I believe it is never necessary or appropriate to hold or restrain a child. When my oldest (then 3.5) would rage for hours on end - I would just sit down on the floor near her and listen to her rage. My wife would pick up our youngest and remove her to another room - our oldest would try to whack them while they left. She would also occasionally throw things and constantly kick (the wall, the floor, the couch, whatever she could reach with her feet). I would just sit there and look at her and whisper "you are safe" and "I love you" which initially made her scream louder and longer.

Within days her rages went from 3+ hours to 40 minutes. And even sooner than that she would let me rock her with a bottle of milk at the end of each rage, while I soothed her and reiterated how loved and wanted and safe she is. It was my being able to regulate my emotions that let her borrow some of that regulation to calm herself.

At the end of each day, every day, as I tuck her into bed we talk about the day. We talk about how hard school was or how fun swimming was or how mad she is at me her birth mom her geography teacher her sister. And there is always resolution, whether that is that we both make an effort to get along better or that she tries to be nicer to her sister or that I try harder to yell less. And the end of the conversation is always how much I love her and want her and how I will always always always keep her safe.

Essie the Accidental Mommy said...

I meant to tell you I posted your link on my blog in a post, for people to come over and comment. Sorry, I usually ask first but sounds like it was all good!

Lynn Owens said...

We have done a lot of snuggle holds...but the one that shocked me the most was the effectiveness of restraining during a rage. We had one little guy that enraged daily. First we tried just ignoring. We ended up with holes in the wall. Next I tried simply holing him while not talking to him. It usually took about hour.

One day I held him and he screamed to be let go. I told him in a firm voice, "NO. - I am not going to let you hurt yourself, or destroy anything. If I have to call in the neighbor from across the street, the army, navy and air force to help me, you are not going to be free to destroy everything."

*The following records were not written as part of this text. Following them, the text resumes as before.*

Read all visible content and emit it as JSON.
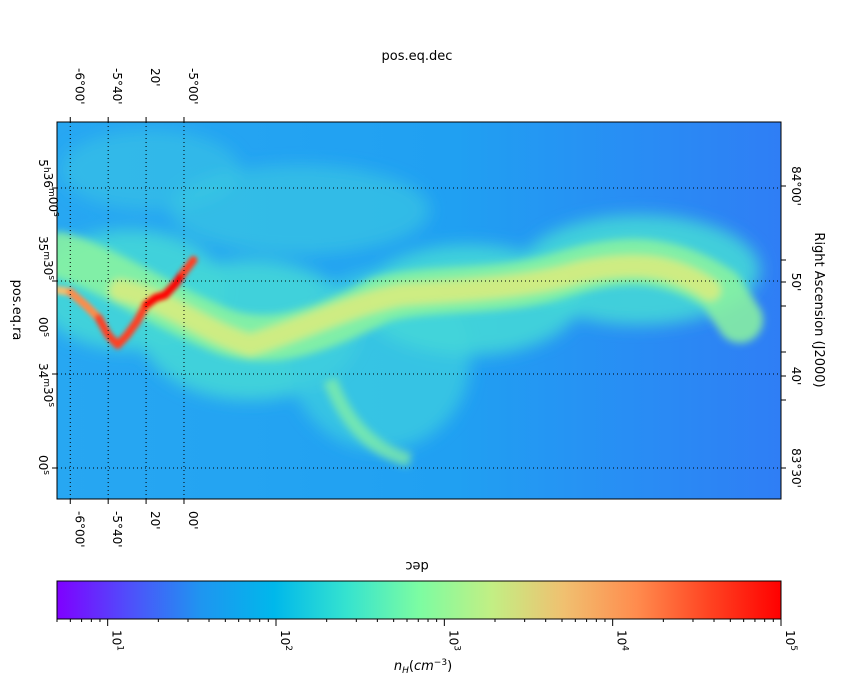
{
  "chart_data": {
    "type": "heatmap",
    "title": "",
    "top_label": "pos.eq.dec",
    "left_label": "pos.eq.ra",
    "right_label": "Right Ascension (J2000)",
    "bottom_label": "dec",
    "colorbar_label": "n_H(cm^-3)",
    "colorbar_range": [
      5,
      100000
    ],
    "colorbar_scale": "log",
    "colorbar_ticks": [
      {
        "value": 10,
        "base": "10",
        "exp": "1"
      },
      {
        "value": 100,
        "base": "10",
        "exp": "2"
      },
      {
        "value": 1000,
        "base": "10",
        "exp": "3"
      },
      {
        "value": 10000,
        "base": "10",
        "exp": "4"
      },
      {
        "value": 100000,
        "base": "10",
        "exp": "5"
      }
    ],
    "colormap": [
      "#7f00ff",
      "#4f4ffb",
      "#1e96f0",
      "#00c0e8",
      "#38e8c8",
      "#7cfc9c",
      "#b8f088",
      "#f0c070",
      "#ff8c48",
      "#ff4020",
      "#ff0000"
    ],
    "x_axis_range_dec_arcmin": [
      -367,
      15
    ],
    "dec_ticks": [
      {
        "value": -360,
        "label": "-6°00'"
      },
      {
        "value": -340,
        "label": "-5°40'"
      },
      {
        "value": -320,
        "label": "20'"
      },
      {
        "value": -300,
        "label": "-5°00'"
      }
    ],
    "dec_ticks_bottom": [
      {
        "value": -360,
        "label": "-6°00'"
      },
      {
        "value": -340,
        "label": "-5°40'"
      },
      {
        "value": -320,
        "label": "20'"
      },
      {
        "value": -300,
        "label": "00'"
      }
    ],
    "ra_ticks_left": [
      {
        "value": 0,
        "base": "5",
        "h": "h",
        "m_val": "36",
        "m": "m",
        "s_val": "00",
        "s": "s"
      },
      {
        "value": 1,
        "base": "35",
        "m": "m",
        "s_val": "30",
        "s": "s"
      },
      {
        "value": 2,
        "base": "00",
        "s": "s"
      },
      {
        "value": 3,
        "base": "34",
        "m": "m",
        "s_val": "30",
        "s": "s"
      },
      {
        "value": 4,
        "base": "00",
        "s": "s"
      }
    ],
    "ra_ticks_right": [
      {
        "value": 84.0,
        "label": "84°00'"
      },
      {
        "value": 83.833,
        "label": "50'"
      },
      {
        "value": 83.667,
        "label": "40'"
      },
      {
        "value": 83.5,
        "label": "83°30'"
      }
    ],
    "filament_spine_dec": [
      -367,
      -360,
      -352,
      -345,
      -340,
      -335,
      -330,
      -325,
      -320,
      -315,
      -310,
      -305,
      -300,
      -295
    ],
    "filament_peak_density": [
      400,
      8000,
      20000,
      15000,
      60000,
      40000,
      20000,
      30000,
      80000,
      60000,
      90000,
      100000,
      100000,
      20000
    ],
    "grid": "dotted"
  }
}
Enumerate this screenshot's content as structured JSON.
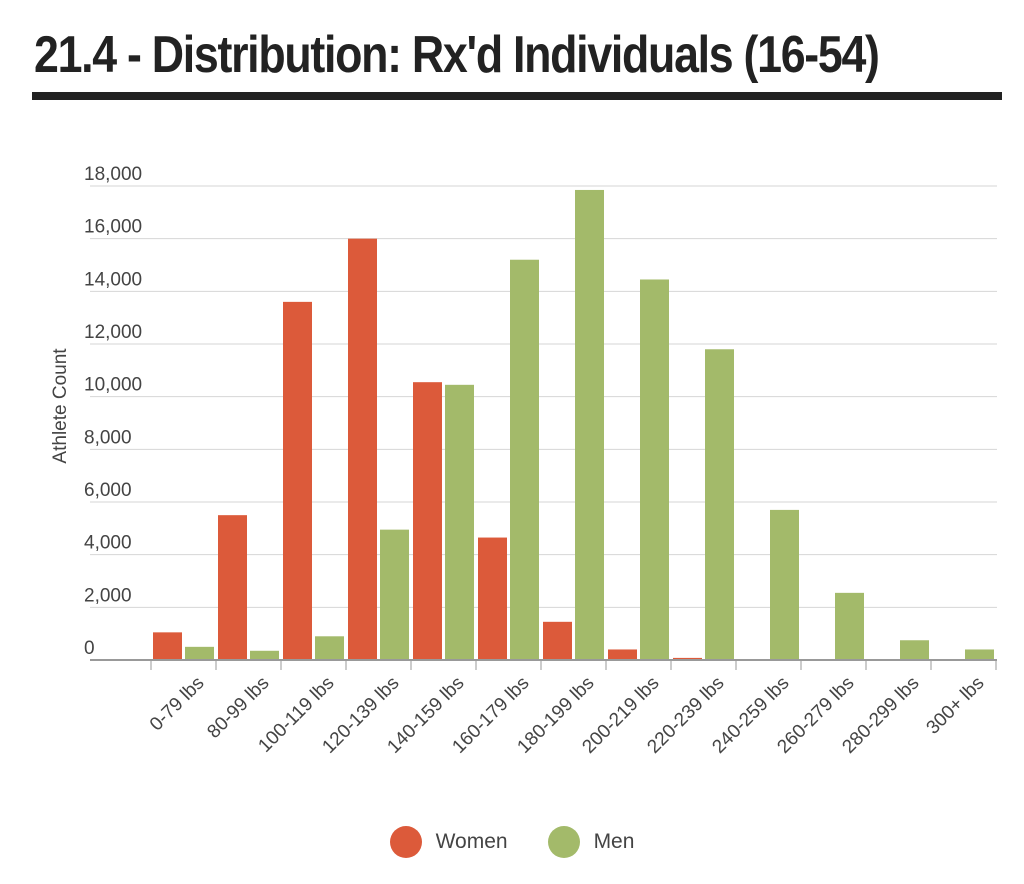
{
  "title": "21.4 - Distribution: Rx'd Individuals (16-54)",
  "colors": {
    "women": "#dc5a3a",
    "men": "#a3ba6a",
    "grid": "#d6d6d6",
    "axis": "#999999"
  },
  "chart_data": {
    "type": "bar",
    "title": "21.4 - Distribution: Rx'd Individuals (16-54)",
    "xlabel": "",
    "ylabel": "Athlete Count",
    "ylim": [
      0,
      18000
    ],
    "yticks": [
      0,
      2000,
      4000,
      6000,
      8000,
      10000,
      12000,
      14000,
      16000,
      18000
    ],
    "ytick_labels": [
      "0",
      "2,000",
      "4,000",
      "6,000",
      "8,000",
      "10,000",
      "12,000",
      "14,000",
      "16,000",
      "18,000"
    ],
    "grid": true,
    "legend_position": "bottom-center",
    "categories": [
      "0-79 lbs",
      "80-99 lbs",
      "100-119 lbs",
      "120-139 lbs",
      "140-159 lbs",
      "160-179 lbs",
      "180-199 lbs",
      "200-219 lbs",
      "220-239 lbs",
      "240-259 lbs",
      "260-279 lbs",
      "280-299 lbs",
      "300+ lbs"
    ],
    "series": [
      {
        "name": "Women",
        "color": "#dc5a3a",
        "values": [
          1050,
          5500,
          13600,
          16000,
          10550,
          4650,
          1450,
          400,
          80,
          0,
          0,
          0,
          0
        ]
      },
      {
        "name": "Men",
        "color": "#a3ba6a",
        "values": [
          500,
          350,
          900,
          4950,
          10450,
          15200,
          17850,
          14450,
          11800,
          5700,
          2550,
          750,
          400
        ]
      }
    ]
  }
}
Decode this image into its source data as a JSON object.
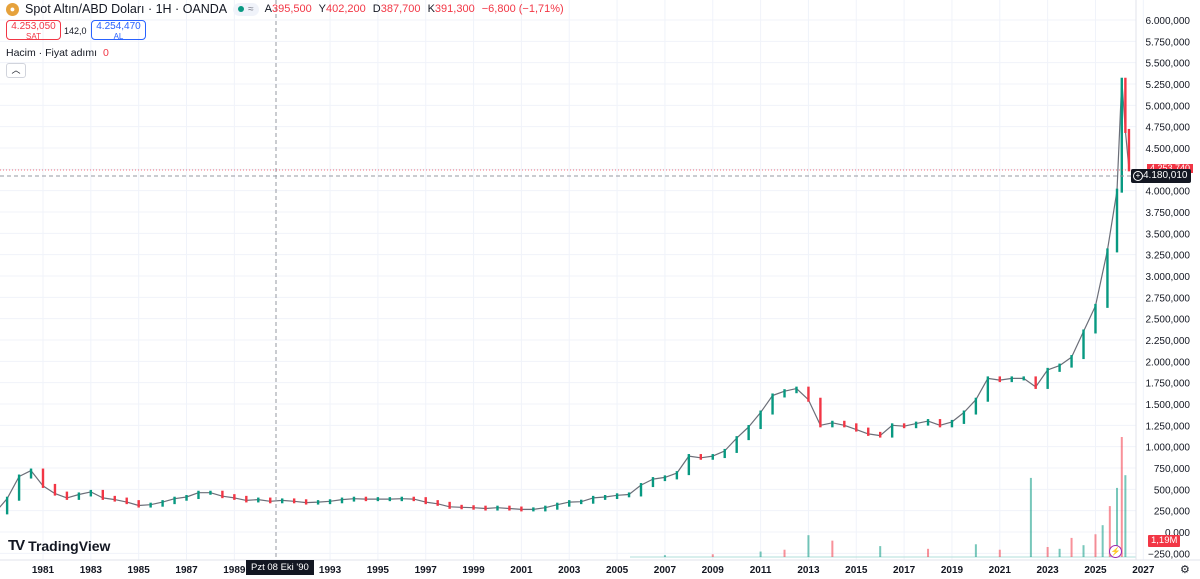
{
  "header": {
    "symbol_icon": "gold-coin-icon",
    "title": "Spot Altın/ABD Doları · 1H · OANDA",
    "market_status_icon": "market-open-dot-icon",
    "market_status_mark": "≈",
    "ohlc": {
      "open_label": "A",
      "open_value": "395,500",
      "high_label": "Y",
      "high_value": "402,200",
      "low_label": "D",
      "low_value": "387,700",
      "close_label": "K",
      "close_value": "391,300",
      "change": "−6,800 (−1,71%)"
    }
  },
  "trade": {
    "sell_price": "4.253,050",
    "sell_label": "SAT",
    "spread": "142,0",
    "buy_price": "4.254,470",
    "buy_label": "AL"
  },
  "volume_legend": {
    "label": "Hacim · Fiyat adımı",
    "value": "0"
  },
  "logo": {
    "text": "TradingView",
    "icon": "tradingview-logo-icon"
  },
  "price_axis": {
    "ticks": [
      "6.000,000",
      "5.750,000",
      "5.500,000",
      "5.250,000",
      "5.000,000",
      "4.750,000",
      "4.500,000",
      "4.250,000",
      "4.000,000",
      "3.750,000",
      "3.500,000",
      "3.250,000",
      "3.000,000",
      "2.750,000",
      "2.500,000",
      "2.250,000",
      "2.000,000",
      "1.750,000",
      "1.500,000",
      "1.250,000",
      "1.000,000",
      "750,000",
      "500,000",
      "250,000",
      "0,000",
      "−250,000"
    ],
    "crosshair_price": "4.180,010",
    "last_price": "4.253,740",
    "volume_value": "1,19M"
  },
  "time_axis": {
    "ticks": [
      "1981",
      "1983",
      "1985",
      "1987",
      "1989",
      "1993",
      "1995",
      "1997",
      "1999",
      "2001",
      "2003",
      "2005",
      "2007",
      "2009",
      "2011",
      "2013",
      "2015",
      "2017",
      "2019",
      "2021",
      "2023",
      "2025",
      "2027"
    ],
    "crosshair_date": "Pzt 08 Eki '90"
  },
  "colors": {
    "up": "#089981",
    "down": "#f23645",
    "grid": "#f0f3fa",
    "crosshair": "#9598a1"
  },
  "chart_data": {
    "type": "candlestick",
    "title": "Spot Altın/ABD Doları · 1H · OANDA",
    "xlabel": "",
    "ylabel": "",
    "xlim": [
      1979.0,
      2027.6
    ],
    "ylim": [
      -250,
      6000
    ],
    "grid": true,
    "price_x": [
      1979.0,
      1979.5,
      1980.0,
      1980.5,
      1981.0,
      1981.5,
      1982.0,
      1982.5,
      1983.0,
      1983.5,
      1984.0,
      1984.5,
      1985.0,
      1985.5,
      1986.0,
      1986.5,
      1987.0,
      1987.5,
      1988.0,
      1988.5,
      1989.0,
      1989.5,
      1990.0,
      1990.5,
      1991.0,
      1991.5,
      1992.0,
      1992.5,
      1993.0,
      1993.5,
      1994.0,
      1994.5,
      1995.0,
      1995.5,
      1996.0,
      1996.5,
      1997.0,
      1997.5,
      1998.0,
      1998.5,
      1999.0,
      1999.5,
      2000.0,
      2000.5,
      2001.0,
      2001.5,
      2002.0,
      2002.5,
      2003.0,
      2003.5,
      2004.0,
      2004.5,
      2005.0,
      2005.5,
      2006.0,
      2006.5,
      2007.0,
      2007.5,
      2008.0,
      2008.5,
      2009.0,
      2009.5,
      2010.0,
      2010.5,
      2011.0,
      2011.5,
      2012.0,
      2012.5,
      2013.0,
      2013.5,
      2014.0,
      2014.5,
      2015.0,
      2015.5,
      2016.0,
      2016.5,
      2017.0,
      2017.5,
      2018.0,
      2018.5,
      2019.0,
      2019.5,
      2020.0,
      2020.5,
      2021.0,
      2021.5,
      2022.0,
      2022.5,
      2023.0,
      2023.5,
      2024.0,
      2024.5,
      2025.0,
      2025.5,
      2025.9,
      2026.1,
      2026.25,
      2026.4
    ],
    "price_y": [
      230,
      390,
      650,
      720,
      540,
      450,
      400,
      440,
      470,
      400,
      380,
      350,
      310,
      320,
      350,
      390,
      410,
      460,
      460,
      420,
      400,
      370,
      380,
      360,
      370,
      360,
      345,
      350,
      360,
      380,
      390,
      385,
      385,
      385,
      390,
      385,
      350,
      330,
      295,
      290,
      285,
      275,
      285,
      275,
      265,
      265,
      285,
      320,
      350,
      355,
      400,
      410,
      430,
      440,
      550,
      620,
      640,
      690,
      890,
      870,
      890,
      950,
      1100,
      1230,
      1400,
      1600,
      1650,
      1680,
      1550,
      1250,
      1280,
      1250,
      1200,
      1150,
      1130,
      1250,
      1240,
      1270,
      1300,
      1250,
      1290,
      1400,
      1550,
      1800,
      1780,
      1800,
      1800,
      1700,
      1900,
      1950,
      2050,
      2350,
      2650,
      3300,
      4000,
      5300,
      4700,
      4250
    ],
    "volume_x": [
      2007,
      2009,
      2011,
      2012,
      2013,
      2014,
      2016,
      2018,
      2020,
      2021,
      2022.3,
      2023,
      2023.5,
      2024,
      2024.5,
      2025,
      2025.3,
      2025.6,
      2025.9,
      2026.1,
      2026.25
    ],
    "volume_y": [
      20,
      30,
      60,
      80,
      240,
      180,
      120,
      90,
      140,
      80,
      870,
      110,
      90,
      210,
      130,
      250,
      350,
      560,
      760,
      1320,
      900
    ],
    "volume_current": "1,19M"
  }
}
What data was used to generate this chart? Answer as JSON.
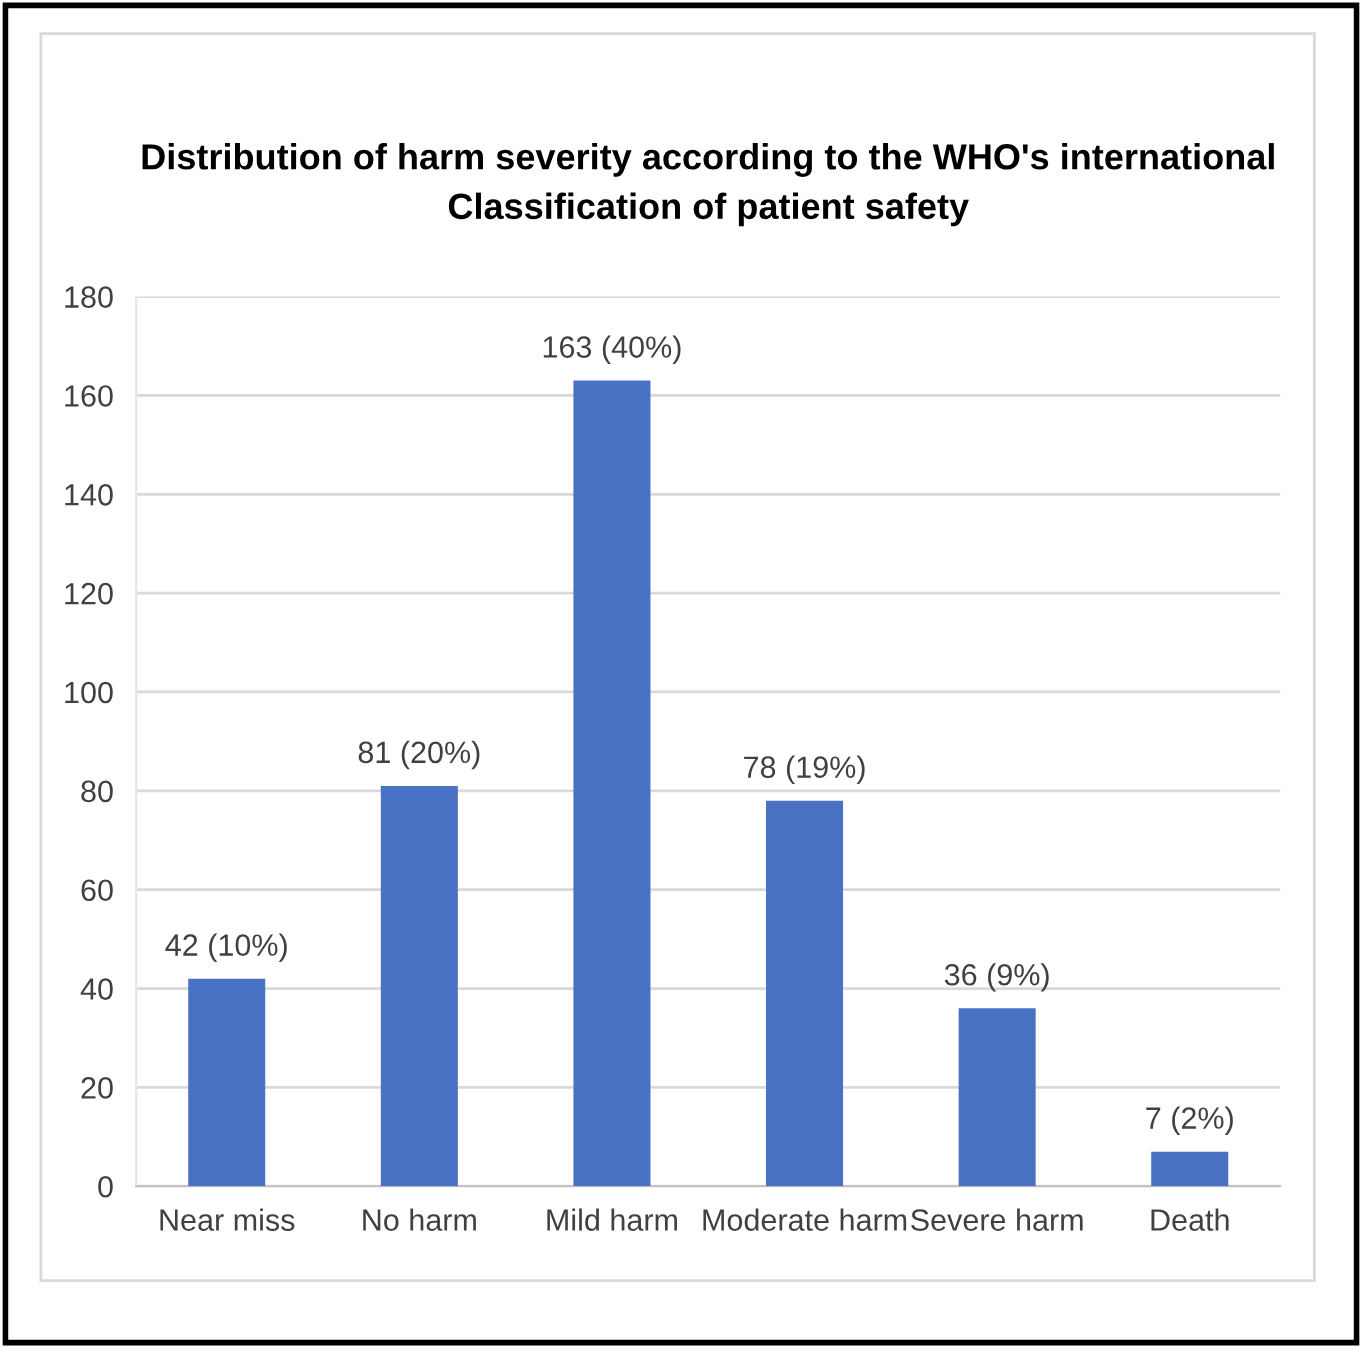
{
  "chart_data": {
    "type": "bar",
    "title": "Distribution of harm severity according to the WHO's international\nClassification of patient safety",
    "categories": [
      "Near miss",
      "No harm",
      "Mild harm",
      "Moderate harm",
      "Severe harm",
      "Death"
    ],
    "values": [
      42,
      81,
      163,
      78,
      36,
      7
    ],
    "value_labels": [
      "42 (10%)",
      "81 (20%)",
      "163 (40%)",
      "78 (19%)",
      "36 (9%)",
      "7 (2%)"
    ],
    "color": "#4a72c4",
    "ylim": [
      0,
      180
    ],
    "yticks": [
      0,
      20,
      40,
      60,
      80,
      100,
      120,
      140,
      160,
      180
    ],
    "grid": "y",
    "legend": false
  }
}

He immediately relaxed. It seems he just needed to know that I either cared enough to do what it took to help him, or that I was powerful enough to stop him. From then on, he rarely enraged (when I was around). Seems having strength around was very calming for him.

Brenda said...

I absolutely love the varied responses with total respect for one anothers opinions. Says a lot about the moms of RAD kids IMHO.

truevyne said...

I don't do any restraining, because we thankfully don't need it.
We do "snuggle time" now that we know about it, but we've never called it that.
My son does go into rages, and I have different strategies. One is for me to get the other children in a safe room watching a movie or playing a game and eating popcorn- something fun. Then I take out a book to read myself until he collects himself.
Occasionally, he flies into a rage when he's excused him to his room when we've tried everything else and can't think of what to do next. If he refuses to go and stay in his room, we've made a long trek to therapeutic respite if our provider is available.